It is a widely held belief among health care leaders that comparing their hospitals and clinics t peers is very important. Benchmarking seems to assure leaders that as long as their organization’s performance is 50% of the national average or better, things are okay. But U.S. health care quality and safety is abysmal: The evidence suggests that between 240,000 to 400,000 deaths occur each year due to medical errors. Probably more go unreported. Therefore “50% or better” performance is no consolation for patients.
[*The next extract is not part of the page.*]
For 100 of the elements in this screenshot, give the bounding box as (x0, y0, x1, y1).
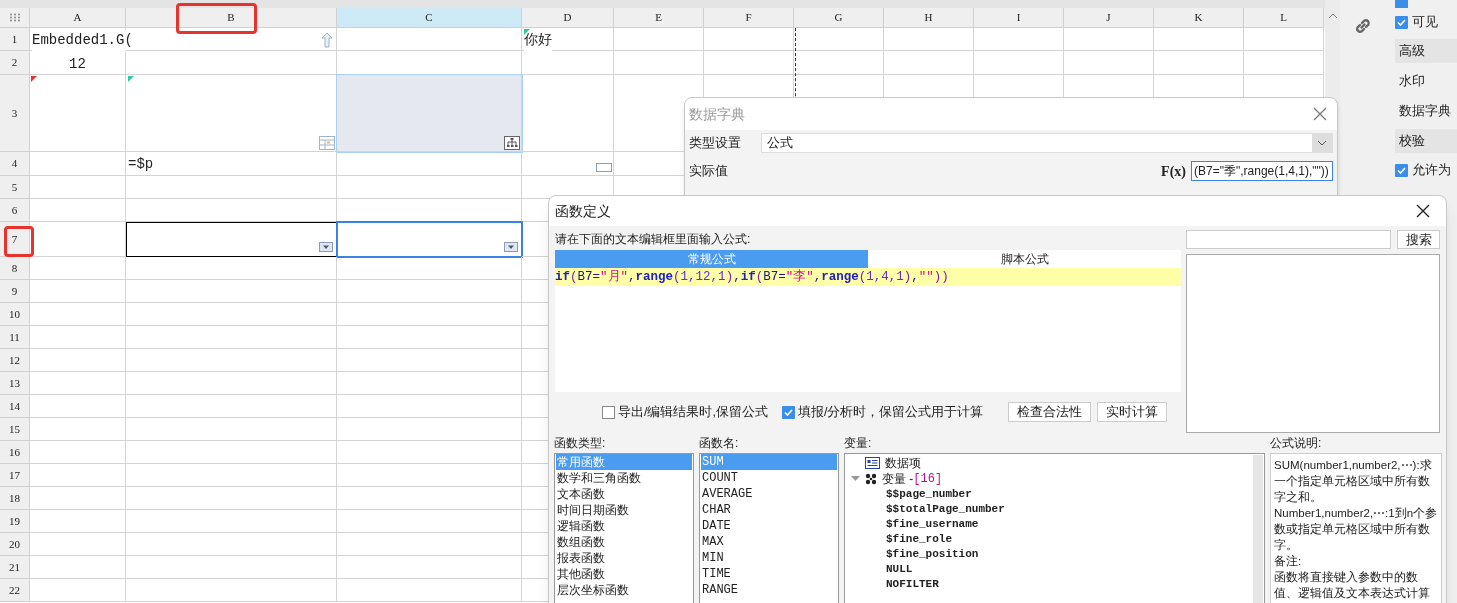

Leaders should count every instance of patient harm as a personal affront. A better way to focus on the right results for patients is to set targets of zero and 100% — by which I mean zero hospital-acquired infections after surgery or 100% of patients getting the right care. For example, before performing every operation the surgical team should conduct a “time-out” 100% of the time to ensure that everyone agrees that they are operating on the correct patient and are performing the correct procedure on the right site and that any questions or concerns that any team member might have are addressed. In addition, the team should follow a surgical checklist 100% of the time.
Once you know that zero is the goal, you will realize that achieving it is unlikely in your current system. If you trace every error back to its source, you will be following a trail of confusion and broken processes. Tightening that ship will not get you to zero. Radical redesign of care-delivery processes is the only way to change an organization’s expectations.